Abstract

A density-matrix formalism is developed based on the one-particle density-matrix of a single-determinantal reference-state. The v-representable problem does not appear in the proposed method, nor the need to introduce functionals defined by a constrained search. The correlation-energy functionals are not universal; they depend on the external potential. Nevertheless, model systems can still be used to derive universal energy-functionals. In addition, the correlation-energy functionals can be partitioned into individual terms that are -- to a varying degree -- universal; yielding, for example, an electron gas approximation. Variational and non-variational energy functionals are introduced that yield the target-state energy when the reference state -- or its corresponding one-particle density matrix -- is constructed from Brueckner orbitals. Using many-body perturbation theory, diagrammatic expansions are given for the non-variational energy-functionals, where the individual diagrams explicitly depend on the one-particle density-matrix. Non-variational energy-functionals yield generalized Hartree--Fock equations involving a non-local correlation-potential and the Hartree--Fock exchange; these equations are obtained by imposing the Brillouin--Brueckner condition.
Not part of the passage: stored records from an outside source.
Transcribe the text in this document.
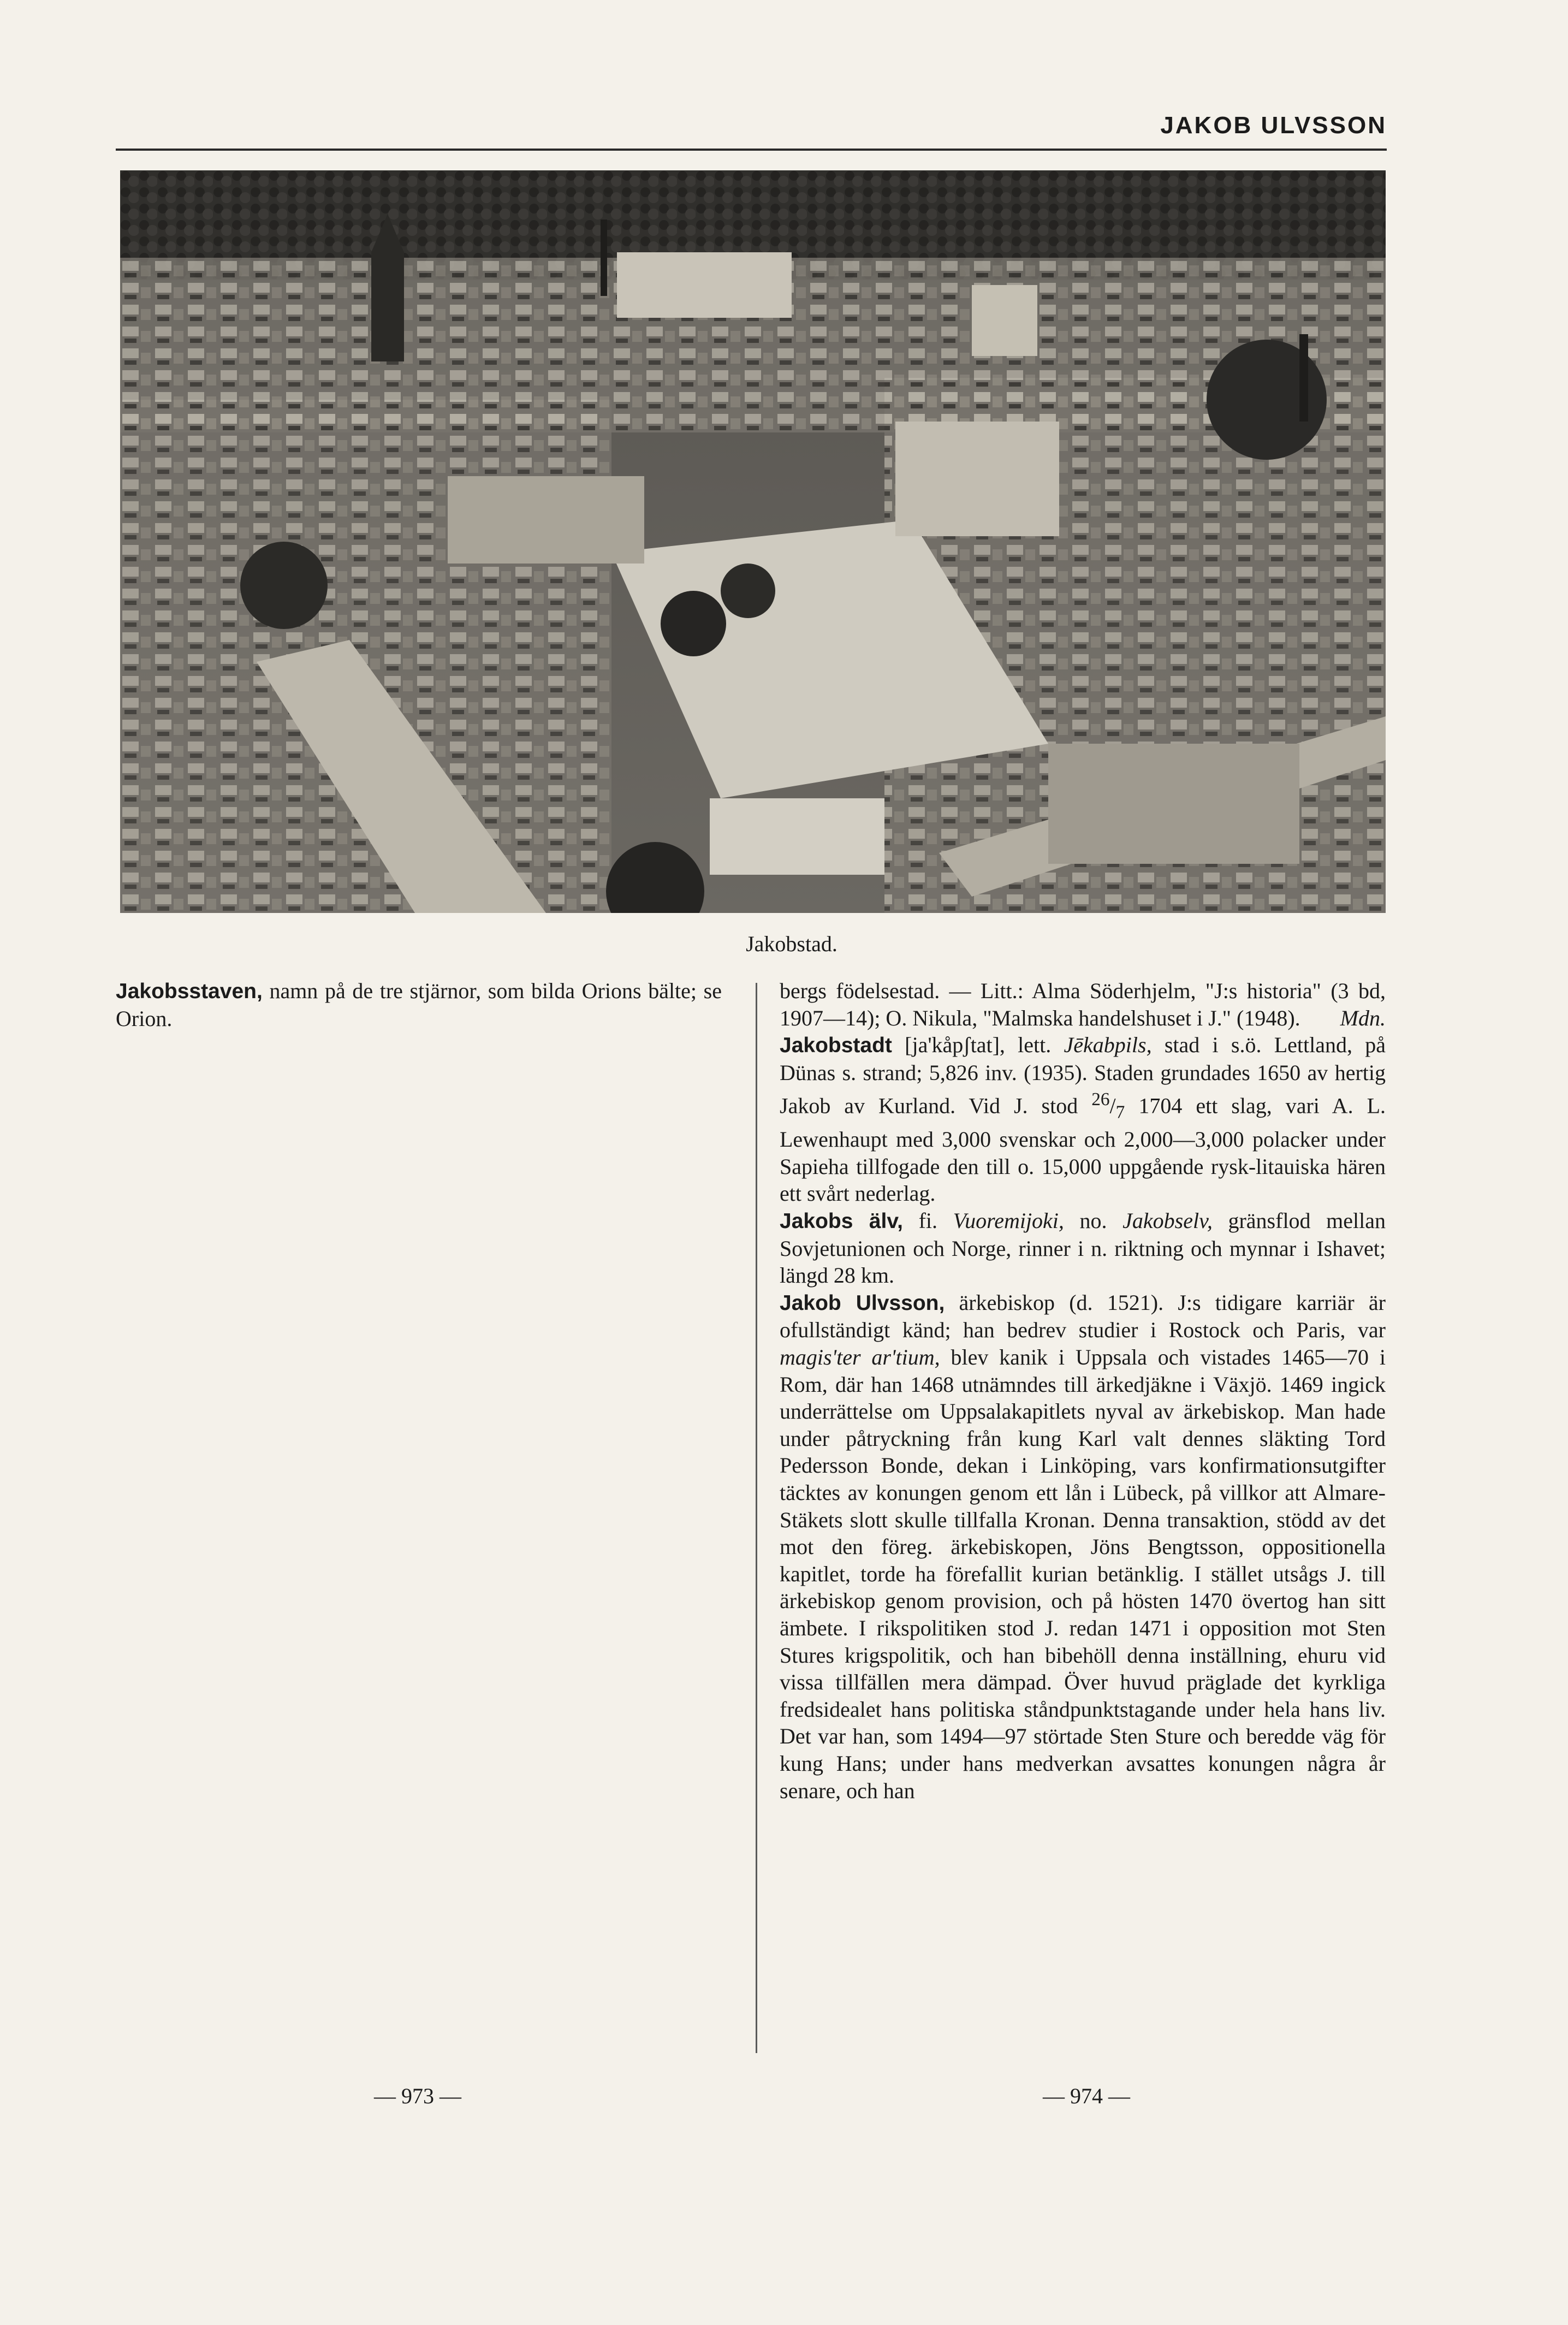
JAKOB ULVSSON
Jakobstad.

Jakobsstaven, namn på de tre stjärnor, som bilda Orions bälte; se Orion.

bergs födelsestad. — Litt.: Alma Söderhjelm, "J:s historia" (3 bd, 1907—14); O. Nikula, "Malmska handelshuset i J." (1948). Mdn.

Jakobstadt [ja'kåpʃtat], lett. Jēkabpils, stad i s.ö. Lettland, på Dünas s. strand; 5,826 inv. (1935). Staden grundades 1650 av hertig Jakob av Kurland. Vid J. stod $^{26}/_7$ 1704 ett slag, vari A. L. Lewenhaupt med 3,000 svenskar och 2,000—3,000 polacker under Sapieha tillfogade den till o. 15,000 uppgående rysk-litauiska hären ett svårt nederlag.

Jakobs älv, fi. Vuoremijoki, no. Jakobselv, gränsflod mellan Sovjetunionen och Norge, rinner i n. riktning och mynnar i Ishavet; längd 28 km.

Jakob Ulvsson, ärkebiskop (d. 1521). J:s tidigare karriär är ofullständigt känd; han bedrev studier i Rostock och Paris, var magis'ter ar'tium, blev kanik i Uppsala och vistades 1465—70 i Rom, där han 1468 utnämndes till ärkedjäkne i Växjö. 1469 ingick underrättelse om Uppsalakapitlets nyval av ärkebiskop. Man hade under påtryckning från kung Karl valt dennes släkting Tord Pedersson Bonde, dekan i Linköping, vars konfirmationsutgifter täcktes av konungen genom ett lån i Lübeck, på villkor att Almare-Stäkets slott skulle tillfalla Kronan. Denna transaktion, stödd av det mot den föreg. ärkebiskopen, Jöns Bengtsson, oppositionella kapitlet, torde ha förefallit kurian betänklig. I stället utsågs J. till ärkebiskop genom provision, och på hösten 1470 övertog han sitt ämbete. I rikspolitiken stod J. redan 1471 i opposition mot Sten Stures krigspolitik, och han bibehöll denna inställning, ehuru vid vissa tillfällen mera dämpad. Över huvud präglade det kyrkliga fredsidealet hans politiska ståndpunktstagande under hela hans liv. Det var han, som 1494—97 störtade Sten Sture och beredde väg för kung Hans; under hans medverkan avsattes konungen några år senare, och han

— 973 —	— 974 —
The same equations -- for the most part -- are obtained from variational energy-functionals using functional minimizations, yielding the (kernel of) correlation potential as the functional derivative of correlation-energy functionals. Approximations for the correlation-energy functions are introduced, including a one-particle-density-matrix variant of the local-density approximation (LDA) and a variant of the Lee--Yang--Parr (LYP) functional.